Thursday, March 6, 2008

Bittersweet

So it was a little over an hour ago, this time last year that I retrieved a voicemail from my Dad, telling me that "my grandfather passed away". I have a keyring that he was showing me before he died. It's this thing that can record your voice. So I have it, and I've played it throughout the year. And I've played it today.

So what I know a year later is that sadly enough, life goes on. Hilton Head will never be the same without him. I find myself thinking of him..and thinking the oddest things like, "do you get to eat bananas in heaven? Do you get to eat those orange circus peanuts you used to have when we were little?". I was swimming laps the other and remembered the time Mom enrolled us in a swim meet on the island. Little did we know that the swimmers were used to swimming double what we were used to swimming. So instead of swimming 50 yards..for a race..I had to swim 100 yards..4 laps. Oh..I got my butt kicked..and everyone stopped cheering after the other two swimmers finished...but not my Pap Pap. He stayed and walked along the side of the pool and cheered for me the last two lonesome laps. I loved that about him.

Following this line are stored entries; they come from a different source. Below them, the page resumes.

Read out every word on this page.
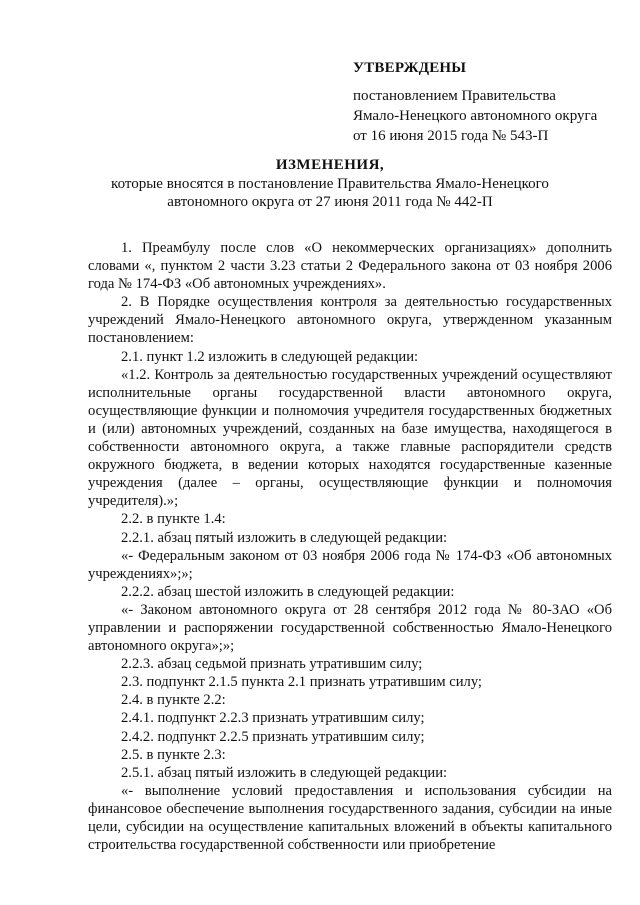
УТВЕРЖДЕНЫ
постановлением Правительства
Ямало-Ненецкого автономного округа
от 16 июня 2015 года № 543-П
ИЗМЕНЕНИЯ,
которые вносятся в постановление Правительства Ямало-Ненецкого
автономного округа от 27 июня 2011 года № 442-П

1. Преамбулу после слов «О некоммерческих организациях» дополнить словами «, пунктом 2 части 3.23 статьи 2 Федерального закона от 03 ноября 2006 года № 174-ФЗ «Об автономных учреждениях».

2. В Порядке осуществления контроля за деятельностью государственных учреждений Ямало-Ненецкого автономного округа, утвержденном указанным постановлением:

2.1. пункт 1.2 изложить в следующей редакции:

«1.2. Контроль за деятельностью государственных учреждений осуществляют исполнительные органы государственной власти автономного округа, осуществляющие функции и полномочия учредителя государственных бюджетных и (или) автономных учреждений, созданных на базе имущества, находящегося в собственности автономного округа, а также главные распорядители средств окружного бюджета, в ведении которых находятся государственные казенные учреждения (далее – органы, осуществляющие функции и полномочия учредителя).»;

2.2. в пункте 1.4:

2.2.1. абзац пятый изложить в следующей редакции:

«- Федеральным законом от 03 ноября 2006 года № 174-ФЗ «Об автономных учреждениях»;»;

2.2.2. абзац шестой изложить в следующей редакции:

«- Законом автономного округа от 28 сентября 2012 года № 80-ЗАО «Об управлении и распоряжении государственной собственностью Ямало-Ненецкого автономного округа»;»;

2.2.3. абзац седьмой признать утратившим силу;

2.3. подпункт 2.1.5 пункта 2.1 признать утратившим силу;

2.4. в пункте 2.2:

2.4.1. подпункт 2.2.3 признать утратившим силу;

2.4.2. подпункт 2.2.5 признать утратившим силу;

2.5. в пункте 2.3:

2.5.1. абзац пятый изложить в следующей редакции:

«- выполнение условий предоставления и использования субсидии на финансовое обеспечение выполнения государственного задания, субсидии на иные цели, субсидии на осуществление капитальных вложений в объекты капитального строительства государственной собственности или приобретение
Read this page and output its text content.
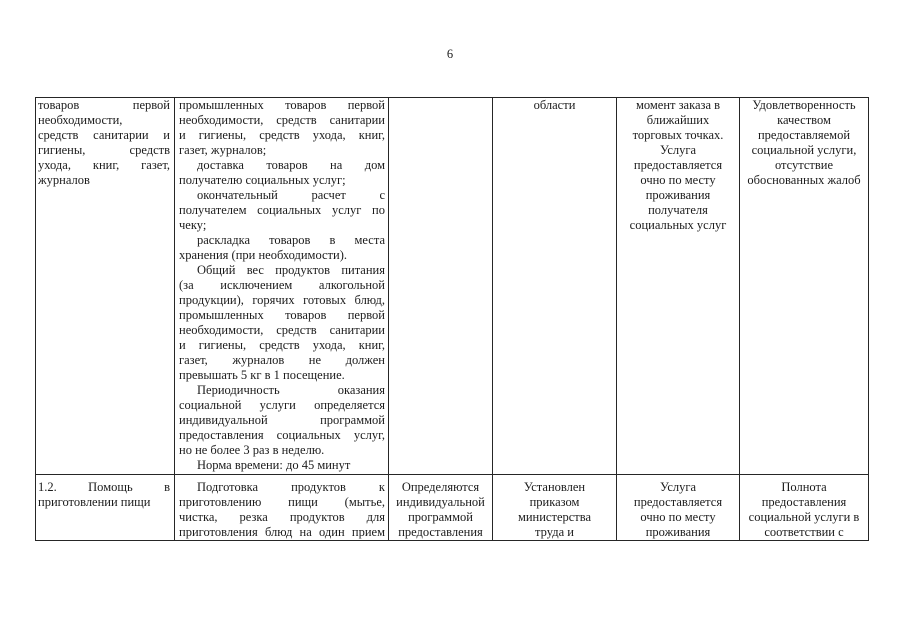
6
товаров первой
необходимости,
средств санитарии и
гигиены, средств
ухода, книг, газет,
журналов
промышленных товаров первой
необходимости, средств санитарии
и гигиены, средств ухода, книг,
газет, журналов;
доставка товаров на дом
получателю социальных услуг;
окончательный расчет с
получателем социальных услуг по
чеку;
раскладка товаров в места
хранения (при необходимости).
Общий вес продуктов питания
(за исключением алкогольной
продукции), горячих готовых блюд,
промышленных товаров первой
необходимости, средств санитарии
и гигиены, средств ухода, книг,
газет, журналов не должен
превышать 5 кг в 1 посещение.
Периодичность оказания
социальной услуги определяется
индивидуальной программой
предоставления социальных услуг,
но не более 3 раз в неделю.
Норма времени: до 45 минут
области	момент заказа в
ближайших
торговых точках.
Услуга
предоставляется
очно по месту
проживания
получателя
социальных услуг
Удовлетворенность
качеством
предоставляемой
социальной услуги,
отсутствие
обоснованных жалоб
1.2. Помощь в
приготовлении пищи
Подготовка продуктов к
приготовлению пищи (мытье,
чистка, резка продуктов для
приготовления блюд на один прием
Определяются
индивидуальной
программой
предоставления
Установлен
приказом
министерства
труда и
Услуга
предоставляется
очно по месту
проживания
Полнота
предоставления
социальной услуги в
соответствии с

I have lots of wonderful memories of him and I have always said that I got lots of time with him. Doesn't mean my heart still doesn't ache from time to time....

I did get the tattoo in honor of him and my Dad today. I'll get some pics up as soon as I can.

And betterhalf's sleazy ex-employer did cough up his W2.

1 comment:

cannamoma said...

glad u got your ink! and i'm sorry we both feel lousy at this moment but like i siad we will always share a connection together even though its a sad one! i swear john was put in my life for a reason!